Tuesday, December 28, 2010

 

energy efficiency of neural communication and neural processing

The central theory of biology is evolution through natural selection. Frankly, if we assume a stationary environment, natural selection improves the ability of an average organism to reproduce fertile offspring. But the internal and external environment is certainly not stationary. Since internal and external resources are limited and finite, organisms evolve as compromises. Most of these compromises can be expressed in terms of energy efficiency. Consequently we arrive at the notion of natural selection as an energy efficiency optimization process. These plastic changes have to happen at the microscopic cellular level (DNA expression) and globally in neural connections and signaling.

Since the CNS controls and regulates all physiological process of the human body, these optimizations must occur at the microscopic cellular level in the nervous system first.

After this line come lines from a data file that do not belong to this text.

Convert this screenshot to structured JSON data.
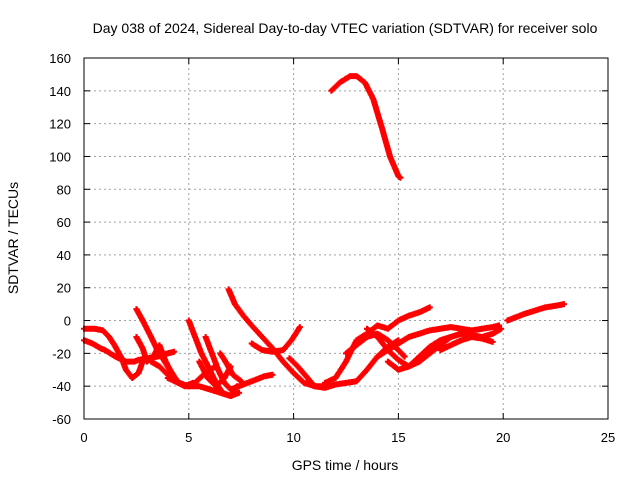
{
  "chart_data": {
    "type": "scatter",
    "title": "Day 038 of 2024, Sidereal Day-to-day VTEC variation (SDTVAR) for receiver solo",
    "xlabel": "GPS time / hours",
    "ylabel": "SDTVAR / TECUs",
    "xlim": [
      0,
      25
    ],
    "ylim": [
      -60,
      160
    ],
    "xticks": [
      "0",
      "5",
      "10",
      "15",
      "20",
      "25"
    ],
    "yticks": [
      "-60",
      "-40",
      "-20",
      "0",
      "20",
      "40",
      "60",
      "80",
      "100",
      "120",
      "140",
      "160"
    ],
    "grid": true,
    "legend": "none",
    "marker": "plus",
    "color": "#ff0000",
    "series": [
      {
        "x": [
          11.8,
          12.2,
          12.7,
          13.0,
          13.4,
          13.8,
          14.2,
          14.6,
          15.0,
          15.1
        ],
        "y": [
          140,
          145,
          149,
          149,
          145,
          135,
          118,
          100,
          88,
          87
        ]
      },
      {
        "x": [
          0,
          0.4,
          0.8,
          1.0,
          1.5,
          2.0,
          2.4,
          2.6,
          3.0,
          3.5,
          4.0,
          4.3
        ],
        "y": [
          -12,
          -14,
          -17,
          -18,
          -22,
          -25,
          -25,
          -24,
          -23,
          -22,
          -20,
          -19
        ]
      },
      {
        "x": [
          0,
          0.5,
          0.9,
          1.2,
          1.5,
          1.8,
          2.0,
          2.3,
          2.6,
          2.8
        ],
        "y": [
          -5,
          -5,
          -6,
          -10,
          -16,
          -23,
          -30,
          -35,
          -32,
          -25
        ]
      },
      {
        "x": [
          2.5,
          2.8,
          3.2,
          3.5,
          3.9,
          4.2,
          4.5,
          4.8,
          5.2
        ],
        "y": [
          7,
          0,
          -10,
          -18,
          -26,
          -32,
          -38,
          -40,
          -38
        ]
      },
      {
        "x": [
          2.5,
          2.8,
          3.0,
          3.3,
          3.6,
          3.9,
          4.3
        ],
        "y": [
          -10,
          -17,
          -25,
          -22,
          -15,
          -25,
          -35
        ]
      },
      {
        "x": [
          3.2,
          3.6,
          4.0,
          4.4,
          4.9,
          5.3,
          5.7,
          6.0,
          6.3
        ],
        "y": [
          -25,
          -28,
          -33,
          -37,
          -40,
          -38,
          -33,
          -30,
          -28
        ]
      },
      {
        "x": [
          4.0,
          4.5,
          5.0,
          5.5,
          6.0,
          6.5,
          7.0,
          7.4
        ],
        "y": [
          -35,
          -38,
          -40,
          -40,
          -42,
          -44,
          -46,
          -44
        ]
      },
      {
        "x": [
          5.0,
          5.3,
          5.6,
          6.0,
          6.3,
          6.6,
          7.0,
          7.3
        ],
        "y": [
          0,
          -10,
          -20,
          -30,
          -38,
          -44,
          -46,
          -40
        ]
      },
      {
        "x": [
          5.8,
          6.1,
          6.4,
          6.7,
          7.0,
          7.4,
          7.8,
          8.2,
          8.6,
          9.0
        ],
        "y": [
          -10,
          -20,
          -30,
          -38,
          -42,
          -40,
          -38,
          -36,
          -34,
          -33
        ]
      },
      {
        "x": [
          6.5,
          6.8,
          7.1,
          7.5
        ],
        "y": [
          -20,
          -26,
          -33,
          -37
        ]
      },
      {
        "x": [
          5.5,
          5.9,
          6.3,
          6.7,
          7.0
        ],
        "y": [
          -25,
          -35,
          -40,
          -35,
          -28
        ]
      },
      {
        "x": [
          6.9,
          7.2,
          7.6,
          8.0,
          8.5,
          9.0,
          9.5,
          10.0,
          10.5,
          11.0,
          11.4
        ],
        "y": [
          19,
          10,
          3,
          -3,
          -10,
          -17,
          -25,
          -32,
          -38,
          -40,
          -40
        ]
      },
      {
        "x": [
          8.0,
          8.5,
          9.0,
          9.5,
          9.9,
          10.3
        ],
        "y": [
          -14,
          -18,
          -19,
          -18,
          -12,
          -4
        ]
      },
      {
        "x": [
          9.8,
          10.2,
          10.6,
          11.0,
          11.5,
          12.0,
          12.5,
          13.0,
          13.5,
          14.0,
          14.5,
          15.0
        ],
        "y": [
          -23,
          -28,
          -34,
          -40,
          -41,
          -39,
          -38,
          -37,
          -30,
          -22,
          -16,
          -12
        ]
      },
      {
        "x": [
          11.5,
          12.0,
          12.5,
          13.0,
          13.5,
          14.0,
          14.5,
          15.0,
          15.5,
          16.0,
          16.5
        ],
        "y": [
          -38,
          -35,
          -25,
          -12,
          -8,
          -3,
          -5,
          0,
          3,
          5,
          8
        ]
      },
      {
        "x": [
          12.5,
          13.0,
          13.5,
          14.0,
          14.5,
          15.0,
          15.3
        ],
        "y": [
          -20,
          -15,
          -10,
          -8,
          -12,
          -18,
          -22
        ]
      },
      {
        "x": [
          14.5,
          15.0,
          15.5,
          16.0,
          16.5,
          17.0,
          17.5,
          18.0
        ],
        "y": [
          -25,
          -30,
          -28,
          -22,
          -16,
          -12,
          -10,
          -8
        ]
      },
      {
        "x": [
          13.5,
          14.0,
          14.5,
          15.0,
          15.5,
          16.0,
          16.5,
          17.0,
          17.5
        ],
        "y": [
          -5,
          -10,
          -18,
          -24,
          -28,
          -25,
          -20,
          -15,
          -10
        ]
      },
      {
        "x": [
          14.0,
          14.5,
          15.0,
          15.5,
          16.0,
          16.5,
          17.0,
          17.5,
          18.0,
          18.5,
          19.0,
          19.5,
          19.8
        ],
        "y": [
          -22,
          -18,
          -14,
          -10,
          -8,
          -6,
          -5,
          -4,
          -5,
          -6,
          -5,
          -4,
          -3
        ]
      },
      {
        "x": [
          16.0,
          16.5,
          17.0,
          17.5,
          18.0,
          18.5,
          19.0,
          19.5,
          19.9
        ],
        "y": [
          -22,
          -18,
          -14,
          -10,
          -8,
          -9,
          -10,
          -8,
          -5
        ]
      },
      {
        "x": [
          17.0,
          17.5,
          18.0,
          18.5,
          19.0,
          19.5
        ],
        "y": [
          -18,
          -15,
          -12,
          -10,
          -11,
          -13
        ]
      },
      {
        "x": [
          20.2,
          20.6,
          21.0,
          21.5,
          22.0,
          22.5,
          22.9
        ],
        "y": [
          0,
          2,
          4,
          6,
          8,
          9,
          10
        ]
      }
    ]
  }
}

All these changes can be explained by considering the process of energy efficiency of neural communication and neural processing. Energy (available ATP) is finite. It is reasonable to assume that the limiting factor for this energy efficiency optimization process is the use of available ATP and other resources needed by the neuron to process and communicate information. Thus, to optimize neurological programs, the CNS will shunt and mobilize ATP (and other energy resources such as lactate) to the areas of greatest physiological need in the CNS. Or the CNS will ‘turn off’ or mute metabolically expensive processing programs. This is neurophysiological partitioning.

Immediate energy-efficient processing of information can explain seemingly isolated physiological processes. The energy used for signaling (communication & processing) constrains the flow of information within cells and between cells and regions in the CNS.